* Por Jorge Alberto Norero González. Publicado en La Nación, reeditado por espacio.
Hay una paradoja que solo el paso del tiempo es capaz de revelar. Durante la juventud creemos que vivir consiste en conquistar el mundo; en la madurez descubrimos que la mayor conquista siempre fue aprender a conquistarnos a nosotros mismos. Pasamos décadas persiguiendo metas, acumulando responsabilidades, defendiendo orgullos, compitiendo por posiciones que un día parecían imprescindibles. Sin embargo, cuando el calendario deja de ser un aliado para convertirse en un maestro, comprendemos que muchas de aquellas batallas jamás merecieron librarse.
La edad, a nadie vuelve sabio. Lo que produce sabiduría es la capacidad de mirar hacia atrás sin mentirse y aceptar que muchas de nuestras certezas eran apenas ilusiones. La experiencia no es la suma de los años; es la suma de las lecciones que fuimos capaces de rescatar de nuestros errores. Tal vez por eso la verdadera libertad comienza cuando dejamos de intentar demostrar quiénes somos y empezamos, simplemente, a ser.
Vivimos en una civilización que idolatra el éxito material, pero la vida termina enseñándonos que la riqueza más extraordinaria jamás podrá guardarse en una caja fuerte. Está en contemplar un amanecer sin prisa, en escuchar el murmullo del mar, en dejar que el viento acaricie el rostro, en observar el vuelo de un ave sin preguntarnos hacia dónde va. Está en compartir una conversación sincera, en abrazar a quienes amamos y hasta en sonreír al escuchar el ronquido de la mujer que duerme junto a nosotros, porque ese sonido cotidiano nos recuerda que el amor también habita en las pequeñas cosas.
Nada de eso tiene precio, precisamente porque tiene un valor infinito. El ser humano se ha proclamado dueño del planeta, cuando apenas es un pasajero temporal de una creación que existía mucho antes de nosotros y que continuará cuando ya no estemos. La naturaleza no nos pertenece; nosotros pertenecemos a ella. Comprender esa verdad es abandonar la soberbia para abrazar la humildad. Quizá por eso Dios se manifiesta menos en los templos de piedra que en la perfección silenciosa del universo. En el equilibrio de una hoja, en el ritmo de las mareas, en la inmensidad del cielo estrellado y en esa conciencia que, alguna vez, nos obliga a detenernos para preguntarnos quiénes somos y por qué estamos aquí.

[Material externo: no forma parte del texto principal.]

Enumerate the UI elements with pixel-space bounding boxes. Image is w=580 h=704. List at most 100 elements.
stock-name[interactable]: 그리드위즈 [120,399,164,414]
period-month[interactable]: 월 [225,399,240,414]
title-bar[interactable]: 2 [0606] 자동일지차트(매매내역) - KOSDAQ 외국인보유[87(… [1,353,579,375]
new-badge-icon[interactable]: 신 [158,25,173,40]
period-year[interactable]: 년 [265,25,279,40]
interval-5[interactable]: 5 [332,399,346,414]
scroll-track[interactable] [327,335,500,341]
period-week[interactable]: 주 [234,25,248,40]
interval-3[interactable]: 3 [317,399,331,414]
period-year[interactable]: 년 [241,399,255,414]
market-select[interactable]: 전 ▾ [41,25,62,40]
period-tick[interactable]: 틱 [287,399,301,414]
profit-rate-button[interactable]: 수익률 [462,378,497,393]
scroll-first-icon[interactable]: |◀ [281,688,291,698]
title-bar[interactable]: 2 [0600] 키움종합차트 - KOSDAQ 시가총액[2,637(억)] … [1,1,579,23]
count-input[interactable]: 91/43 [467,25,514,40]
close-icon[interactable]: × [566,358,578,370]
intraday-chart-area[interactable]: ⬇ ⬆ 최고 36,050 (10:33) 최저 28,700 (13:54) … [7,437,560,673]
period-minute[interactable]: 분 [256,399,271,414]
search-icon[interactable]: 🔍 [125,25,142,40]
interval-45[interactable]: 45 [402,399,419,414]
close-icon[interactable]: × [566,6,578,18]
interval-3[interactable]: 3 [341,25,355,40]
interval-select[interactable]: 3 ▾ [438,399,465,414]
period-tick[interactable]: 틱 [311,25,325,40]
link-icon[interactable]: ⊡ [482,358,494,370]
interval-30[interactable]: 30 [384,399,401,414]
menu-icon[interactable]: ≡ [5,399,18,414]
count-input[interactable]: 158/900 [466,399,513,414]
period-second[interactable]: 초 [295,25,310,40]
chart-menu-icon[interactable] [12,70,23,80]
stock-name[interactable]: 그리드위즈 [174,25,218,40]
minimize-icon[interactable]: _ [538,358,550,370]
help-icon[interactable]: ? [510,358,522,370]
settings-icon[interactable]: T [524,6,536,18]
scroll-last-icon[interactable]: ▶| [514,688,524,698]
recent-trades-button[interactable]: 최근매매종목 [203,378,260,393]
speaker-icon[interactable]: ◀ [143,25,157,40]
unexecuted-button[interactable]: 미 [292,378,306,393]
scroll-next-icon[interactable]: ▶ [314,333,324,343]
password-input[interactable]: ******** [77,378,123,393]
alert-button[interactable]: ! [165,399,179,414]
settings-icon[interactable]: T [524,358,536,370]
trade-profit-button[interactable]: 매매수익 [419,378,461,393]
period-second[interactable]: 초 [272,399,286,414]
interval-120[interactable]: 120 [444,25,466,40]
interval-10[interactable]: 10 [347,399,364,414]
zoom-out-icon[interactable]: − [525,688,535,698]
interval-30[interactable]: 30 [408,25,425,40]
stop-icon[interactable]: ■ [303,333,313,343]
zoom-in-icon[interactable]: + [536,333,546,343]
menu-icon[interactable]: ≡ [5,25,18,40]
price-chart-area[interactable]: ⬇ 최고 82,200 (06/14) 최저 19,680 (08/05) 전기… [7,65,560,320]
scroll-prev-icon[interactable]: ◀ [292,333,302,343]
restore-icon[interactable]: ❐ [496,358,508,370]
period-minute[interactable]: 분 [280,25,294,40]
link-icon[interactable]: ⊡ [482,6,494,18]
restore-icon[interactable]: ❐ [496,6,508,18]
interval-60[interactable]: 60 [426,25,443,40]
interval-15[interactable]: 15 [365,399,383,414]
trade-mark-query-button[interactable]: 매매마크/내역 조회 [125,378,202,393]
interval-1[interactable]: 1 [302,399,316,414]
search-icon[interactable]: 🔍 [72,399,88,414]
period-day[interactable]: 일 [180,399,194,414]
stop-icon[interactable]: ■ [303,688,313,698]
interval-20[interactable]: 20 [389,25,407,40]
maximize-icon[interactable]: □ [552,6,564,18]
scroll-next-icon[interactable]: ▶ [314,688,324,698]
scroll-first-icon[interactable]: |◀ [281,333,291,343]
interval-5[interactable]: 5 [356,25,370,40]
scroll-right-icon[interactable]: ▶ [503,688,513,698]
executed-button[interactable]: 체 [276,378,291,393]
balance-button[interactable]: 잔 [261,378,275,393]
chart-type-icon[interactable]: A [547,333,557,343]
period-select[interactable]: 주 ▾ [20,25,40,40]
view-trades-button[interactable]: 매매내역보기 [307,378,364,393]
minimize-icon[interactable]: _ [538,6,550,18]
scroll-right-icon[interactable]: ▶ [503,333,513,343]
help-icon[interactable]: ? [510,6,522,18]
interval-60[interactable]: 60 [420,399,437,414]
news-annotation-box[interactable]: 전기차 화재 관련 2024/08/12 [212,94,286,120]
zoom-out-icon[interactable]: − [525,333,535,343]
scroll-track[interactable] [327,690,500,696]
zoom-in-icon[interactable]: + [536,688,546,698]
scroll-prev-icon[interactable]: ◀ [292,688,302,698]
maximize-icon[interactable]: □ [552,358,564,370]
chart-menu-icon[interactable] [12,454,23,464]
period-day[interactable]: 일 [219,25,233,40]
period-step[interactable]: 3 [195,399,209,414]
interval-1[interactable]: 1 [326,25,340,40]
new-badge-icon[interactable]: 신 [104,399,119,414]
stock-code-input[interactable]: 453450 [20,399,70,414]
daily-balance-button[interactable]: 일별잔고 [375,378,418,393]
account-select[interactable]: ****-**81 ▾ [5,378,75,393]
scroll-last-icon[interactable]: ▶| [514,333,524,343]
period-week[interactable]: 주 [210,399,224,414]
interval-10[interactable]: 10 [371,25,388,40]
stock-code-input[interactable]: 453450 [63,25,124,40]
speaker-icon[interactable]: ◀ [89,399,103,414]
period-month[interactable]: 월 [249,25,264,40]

Con frecuencia escucho decir que, al llegar a cierta edad, ya nada importa. Que las decisiones pierden sentido porque el camino restante es corto. No podría estar más en desacuerdo. Precisamente porque el tiempo se vuelve más escaso, cada minuto adquiere un valor inmenso. Nunca es tarde para pedir perdón, para reconciliarse, para amar con mayor profundidad, para aprender una nueva idea, para agradecer la vida o para descubrir que la felicidad siempre estuvo mucho más cerca de lo que imaginábamos. Los años no deberían llenarnos de resignación, sino de lucidez. Hoy entiendo que vivir no consiste en contar el tiempo que nos queda, sino en honrar el tiempo que todavía nos ha sido prestado. Cada amanecer representa una oportunidad irrepetible de ser mejores que el día anterior. Cada atardecer nos recuerda que nada es eterno y que precisamente por eso cada instante merece ser vivido con intensidad.
La juventud nos regala fuerza; la madurez nos entrega perspectiva. Y esa perspectiva nos permite descubrir que la verdadera grandeza del ser humano no está en el poder que ejerce sobre los demás, sino en la paz que alcanza dentro de sí mismo. Cuando finalmente dejamos de luchar contra el tiempo y aprendemos a caminar junto a él, desaparece el miedo. Entonces comprendemos que el final no es una derrota, sino la culminación natural de una existencia que tuvo sentido.
Si la vida me ha enseñado algo después de siete décadas, es que jamás es tarde para aprender, jamás es tarde para amar y jamás es tarde para agradecer. Porque quien vive con gratitud ya no teme al horizonte.
Simplemente se prepara, con serenidad y esperanza, para el día en que el alma, finalmente, aprenda a volar.